Manuscritos de Ideias

Fabiano Santos
Nascido em Itapeva/SP, Fabiano Santos é formado em Letras, com habilitação em Língua Portuguesa e Inglesa, Pedagogia e especialista em Metodologia do Ensino de Língua Portuguesa e Estrangeira. Atua como professor efetivo nas redes Municipal e Estadual. Autor do livro de poesias, “Amoresias”, adora escrever sobre temas atuais da sociedade.

Há exatos cento e noventa e cincos anos, nas margens do Rio Ipiranga, nosso libertador Dom Pedro proclamava a independência do Brasil; um ato de coragem que foi o início de grandes conquistas em busca da democracia, embora nem se imaginasse a criação e aplicação de tal termo. Tornamo-nos independentes de Portugal, mas ainda temos o espírito de colonizados em outros fatores.
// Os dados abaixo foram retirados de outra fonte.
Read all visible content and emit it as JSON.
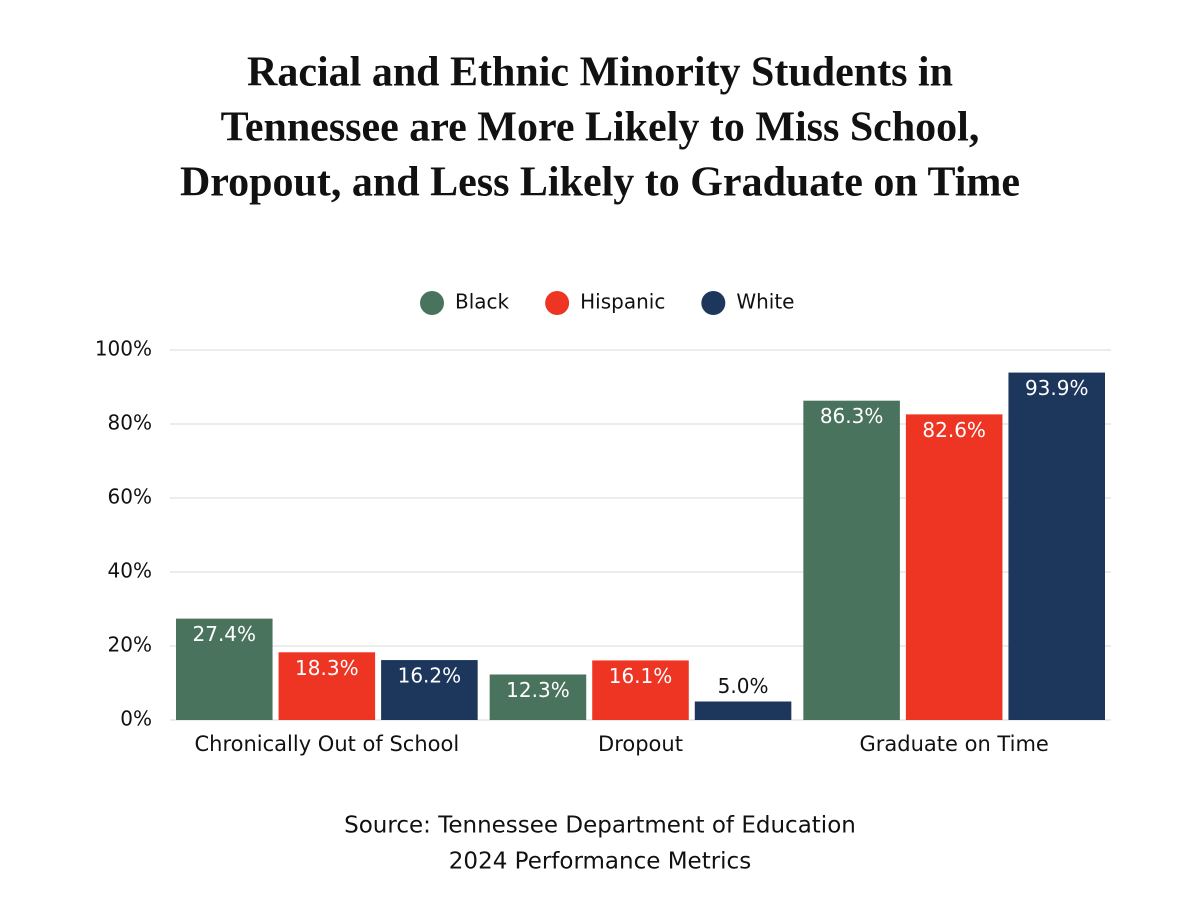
{
  "chart_data": {
    "type": "bar",
    "title": [
      "Racial and Ethnic Minority Students in",
      "Tennessee are More Likely to Miss School,",
      "Dropout, and Less Likely to Graduate on Time"
    ],
    "categories": [
      "Chronically Out of School",
      "Dropout",
      "Graduate on Time"
    ],
    "series": [
      {
        "name": "Black",
        "color": "#4a735e",
        "values": [
          27.4,
          12.3,
          86.3
        ],
        "value_labels": [
          "27.4%",
          "12.3%",
          "86.3%"
        ]
      },
      {
        "name": "Hispanic",
        "color": "#ee3524",
        "values": [
          18.3,
          16.1,
          82.6
        ],
        "value_labels": [
          "18.3%",
          "16.1%",
          "82.6%"
        ]
      },
      {
        "name": "White",
        "color": "#1c365c",
        "values": [
          16.2,
          5.0,
          93.9
        ],
        "value_labels": [
          "16.2%",
          "5.0%",
          "93.9%"
        ]
      }
    ],
    "ylim": [
      0,
      100
    ],
    "yticks": [
      {
        "value": 0,
        "label": "0%"
      },
      {
        "value": 20,
        "label": "20%"
      },
      {
        "value": 40,
        "label": "40%"
      },
      {
        "value": 60,
        "label": "60%"
      },
      {
        "value": 80,
        "label": "80%"
      },
      {
        "value": 100,
        "label": "100%"
      }
    ],
    "grid": true,
    "legend": "top",
    "source": [
      "Source: Tennessee Department of Education",
      "2024 Performance Metrics"
    ]
  }
}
Somos colonizados pelos estereótipos, aprisionados por paradigmas sociais; a mídia dita e somos obrigados a seguir os padrões de uma sociedade hipócrita em que as diferenças não são aceitas, a diversidade é um mero vocábulo incorporado em discursos que visam popularidade; é moda falar, mas não respeitar. Ficamos calados diante das injustiças, não temos o mesmo tom de voz que Dom Pedro; quem sabe um dia ele nos inspira e fazemos que nossos anseios sejam ouvidos.

A esperança por dias melhores também nos coloniza; mesmo com tantas marés contrárias, o brasileiro ainda consegue ser otimista em relação à política, Educação, saúde e outras tantas rachaduras que nem Dom Pedro poderia evitar. Sonhamos com um país de qualidade que não constrói uma base sólida investindo na Educação, pelo contrário, enxerga o setor como um enfeite velho.             
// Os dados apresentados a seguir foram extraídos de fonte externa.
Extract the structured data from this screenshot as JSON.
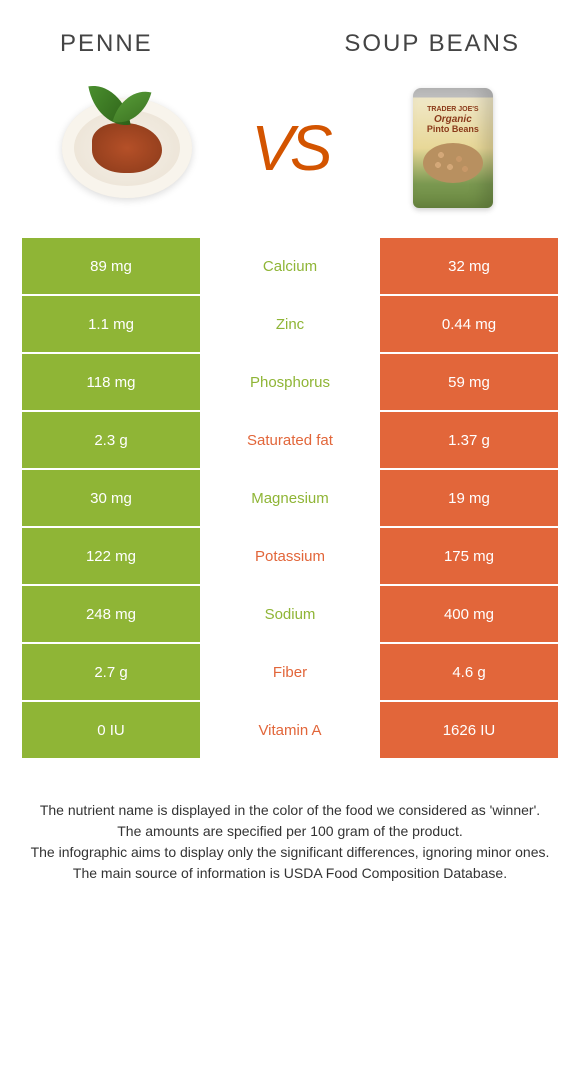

Enquanto não valorizarmos os profissionais e desenvolvermos modelos educacionais concretos, o Brasil jamais será um país totalmente liberto.

A admiração do brasileiro pela cultura estrangeira ilustra que as nossas algemas invisíveis não foram arrebentas, nossa tendência é valorizar mais o exterior do que o interior. Trazemos produtos importados, comemos enlatados americanos, definimos a boa etiqueta como europeia; viajamos para culturas diferentes, sem ao menos conhecer a nossa própria história; nossa música não conjuga os verbos originários do latim, optamos por pagar em dólar e não sabemos lidar com os turistas que nos sustentam.

Nós, brasileiros, precisamos recuperar o encanto pelas belezas da terra materna, necessitamos que Gonçalves Dias seja reencarnado em cada um de nós, e possamos parafrasear a “Canção do Exílio” todos os dias. Com o desejo de Vinicius de Moraes: “Vontade de beijar os olhos de minha pátria, de niná-la, de passar-lhe a mão pelos cabelos. Vontade de mudar as cores do vestido auriverde! Tão feias de minha pátria, de minha pátria sem sapatos e sem meias, pátria minha tão pobrinha!”, não desistamos de nos tornar independentes por completo.

Nenhum povo é independente integralmente se não defender a sua origem, cultura, riquezas e procurar corrigir erros do passado. Não é fácil achar uma solução para o atual cenário brasileiro, mas como disse no terceiro parágrafo: “A esperança por dias melhores também nos coloniza”.